なるほどそういう意見もあるのか。
日本がそんなに豊かではなくて、格好ばかりに気を遣っていられなかった時代=70年代をクールに生き抜いた村上作品の登場人物達が、50代になって2000年をどういう風に生きるのか、そういうところに読者の関心はあると思う。
いまの村上春樹は村上作品の主な読者である若者に媚びているとしか思えない。無理に20代の若者のことを書かなくても良いのだ。かっこいいおっさんの話を読ませてくれよ。
portal shit! の森井ゴンザレスさんの最近の村上春樹評【おっさんの話が読みたい】。
たぶん【ねじまき鳥クロニクル】までは比較的作者の年齢に近いキャラクターを主人公にしていたと思う。しかしその後は主人公の年齢もぐっと若くなったり、女性になったりした。
僕は彼の作品を読む場合、登場人物の年齢や性別というものにあまり拘っていなかった。うまく言えないが、作者はこの登場人物に何を言わせたいのか?あるいはその登場人物を通して何を感じていたのか?そんなことに興味が行っていた。そして、それにも増して自分が何を感じるかということに注視していたのかもしれない。

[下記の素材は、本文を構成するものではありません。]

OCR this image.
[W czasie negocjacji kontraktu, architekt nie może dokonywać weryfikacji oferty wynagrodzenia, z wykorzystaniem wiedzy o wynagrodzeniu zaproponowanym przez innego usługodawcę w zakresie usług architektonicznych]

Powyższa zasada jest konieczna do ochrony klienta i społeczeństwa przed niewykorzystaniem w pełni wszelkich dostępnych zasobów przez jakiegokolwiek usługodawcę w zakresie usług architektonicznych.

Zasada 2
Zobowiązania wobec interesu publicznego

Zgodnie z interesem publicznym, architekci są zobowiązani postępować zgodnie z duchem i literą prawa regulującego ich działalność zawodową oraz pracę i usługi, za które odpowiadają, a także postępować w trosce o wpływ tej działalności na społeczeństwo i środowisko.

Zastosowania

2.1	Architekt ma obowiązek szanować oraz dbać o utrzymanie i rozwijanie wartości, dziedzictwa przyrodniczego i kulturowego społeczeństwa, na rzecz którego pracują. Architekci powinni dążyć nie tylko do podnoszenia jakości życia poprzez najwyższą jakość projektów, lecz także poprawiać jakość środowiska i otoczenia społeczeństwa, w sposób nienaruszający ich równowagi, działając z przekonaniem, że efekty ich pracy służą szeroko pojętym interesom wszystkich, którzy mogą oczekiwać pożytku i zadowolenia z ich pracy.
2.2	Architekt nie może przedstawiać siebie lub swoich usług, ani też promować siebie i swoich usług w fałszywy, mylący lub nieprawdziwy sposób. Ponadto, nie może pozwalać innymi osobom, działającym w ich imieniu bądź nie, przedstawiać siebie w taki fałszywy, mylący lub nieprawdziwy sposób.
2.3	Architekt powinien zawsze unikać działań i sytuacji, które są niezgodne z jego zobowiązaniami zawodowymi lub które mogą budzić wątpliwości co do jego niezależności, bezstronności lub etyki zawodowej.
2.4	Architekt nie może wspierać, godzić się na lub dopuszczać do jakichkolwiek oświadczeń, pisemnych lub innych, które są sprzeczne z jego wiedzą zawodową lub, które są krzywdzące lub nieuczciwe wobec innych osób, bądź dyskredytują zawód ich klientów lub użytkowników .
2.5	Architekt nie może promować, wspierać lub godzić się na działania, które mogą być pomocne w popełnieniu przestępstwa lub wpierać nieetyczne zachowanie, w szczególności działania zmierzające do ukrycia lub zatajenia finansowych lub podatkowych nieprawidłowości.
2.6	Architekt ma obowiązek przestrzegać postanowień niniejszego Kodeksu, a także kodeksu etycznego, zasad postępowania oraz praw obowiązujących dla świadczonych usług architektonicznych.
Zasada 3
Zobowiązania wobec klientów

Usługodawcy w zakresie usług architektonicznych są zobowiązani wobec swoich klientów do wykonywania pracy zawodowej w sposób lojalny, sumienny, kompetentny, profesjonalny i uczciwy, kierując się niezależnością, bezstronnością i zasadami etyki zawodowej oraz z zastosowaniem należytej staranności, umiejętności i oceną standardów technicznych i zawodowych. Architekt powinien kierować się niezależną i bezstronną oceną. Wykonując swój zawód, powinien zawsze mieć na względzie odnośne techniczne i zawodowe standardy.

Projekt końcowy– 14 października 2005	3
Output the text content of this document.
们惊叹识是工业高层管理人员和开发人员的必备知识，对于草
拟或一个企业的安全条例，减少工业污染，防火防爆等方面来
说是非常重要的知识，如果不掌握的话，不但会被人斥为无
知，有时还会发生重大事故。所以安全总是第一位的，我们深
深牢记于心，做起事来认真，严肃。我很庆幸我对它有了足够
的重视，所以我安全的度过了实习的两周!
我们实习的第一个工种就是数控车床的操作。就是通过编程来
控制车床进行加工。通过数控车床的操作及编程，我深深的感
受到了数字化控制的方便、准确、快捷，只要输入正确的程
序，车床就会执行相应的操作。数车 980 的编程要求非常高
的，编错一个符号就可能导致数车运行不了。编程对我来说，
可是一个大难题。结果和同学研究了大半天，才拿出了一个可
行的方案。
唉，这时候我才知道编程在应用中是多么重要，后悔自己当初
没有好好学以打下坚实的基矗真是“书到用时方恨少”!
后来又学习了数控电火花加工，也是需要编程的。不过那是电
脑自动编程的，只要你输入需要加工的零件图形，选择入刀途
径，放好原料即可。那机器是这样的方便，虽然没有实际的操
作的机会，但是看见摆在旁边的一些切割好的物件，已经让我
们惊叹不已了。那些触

登場人物の年齢や性別が実際の書き手のそれと違っても、その思考の根底には作者の想いというものが凝縮されている。そんな気持ちもあるのだと思う。
かと言って、登場人物の年齢や性別、職業というようなキャラクターに、喚起されるイメージが左右されないかと言われると甚だ心許ない。物語を読み進める上で、登場人物のキャラクターに対して、僕自身の思い込みを持って読んでいるのは確かなのだ。キャラクターに対する好き嫌いもあるし、感情移入をすることさえある。
当然、書き手の方もここはこういうキャラクターでと、考えているだろう。ひょっとしたら、それこそ悪戦苦闘しているかもしれない。そういう意味では、作家にとってはガックリと肩を落としたくなるような読者かもしれない。だって、一生懸命創り上げたキャラクターに重きを置かないなんて、やっぱりちょっとガクッと来るよな。たぶん。
ところで、最近の村上春樹の小説に対して、等身大の自分をモチーフにした小説を望む声が多いとしたら、彼の作品にもう一つ自分を投影できない読者も増えてきたのかもしれない。僕なんかはそれほど違和感を持つ方ではないが、もし村上春樹が実年齢に近い50代の男性を主人公にした物語を書くとしたら、それはそれでどんな物語になるのだろうという興味は強くある。

コメント (3)
遅レス感が漂いますが、ご容赦を。
僕が納得いかないのは、昨今の村上氏が知らない人物(キャラクター)のことを書くことです。そのせいで物語にリアリティーがなくなってしまう。フィクションにリアリティーを求めてはいけないという反論が存在するであろうことは百も承知なんですが、僕が言っているのは単純な現実性とは違うのですよね。シンパシーと言った方が正確かも知れません。読者が物語に共感できるかどうかが重要だと、かつて村上氏自身も言っておられました。果たしていまの年齢の村上氏に、ニルヴァーナを聞いて育った現代の若者の気持ちを表現することができるのか? 我々の共感を呼ぶことはできるのか?
『海辺のカフカ』、『アフターダーク』の二作は無理して若者に迎合しようとしているとしか思えないのです。少なくとも僕はこの二作に共感することはできませんでした。登場人物の荒唐無稽なキャラクターを、所与のもとして全面的に受け入れることはできなかった。
投稿者: 森井ゴンザレス | 2006年04月03日 22:11
日時: 2006年04月03日 22:11
なるほど、今少し考えてみたのですが、確かにシンパシーの微妙なズレというのはあるんだろうなあと思います。僕なんかは村上氏より世代的には若干下だけど(村上氏って57歳くらいでしたっけ?)彼の育った背景も実感として思い出せます。だからキャラクターに今の若者を持ってきても、その微妙なズレが感覚できないのかもしれません。
ところでニルヴァーナって初めて聞きました。シアトルバンドってあったんだ。
投稿者: Keizo | 2006年04月03日 23:42
日時: 2006年04月03日 23:42
ニルヴァーナは90年代育ちの若者を示す象徴的なアイテムとして取り上げてみました。かつて我々はみんなズタボロのジーンズを穿き、赤ん坊がプールで泳いでいるTシャツを着ていました。団塊の世代にとってのドアーズやジミヘンのような存在でしょうか。ちなみにエッセーを読む限り、村上氏自身はオルタナティブ・ロックでもパールジャムやレディオヘッドが好きなようですね。すみません、全然元記事とは関係なくなってしまいました。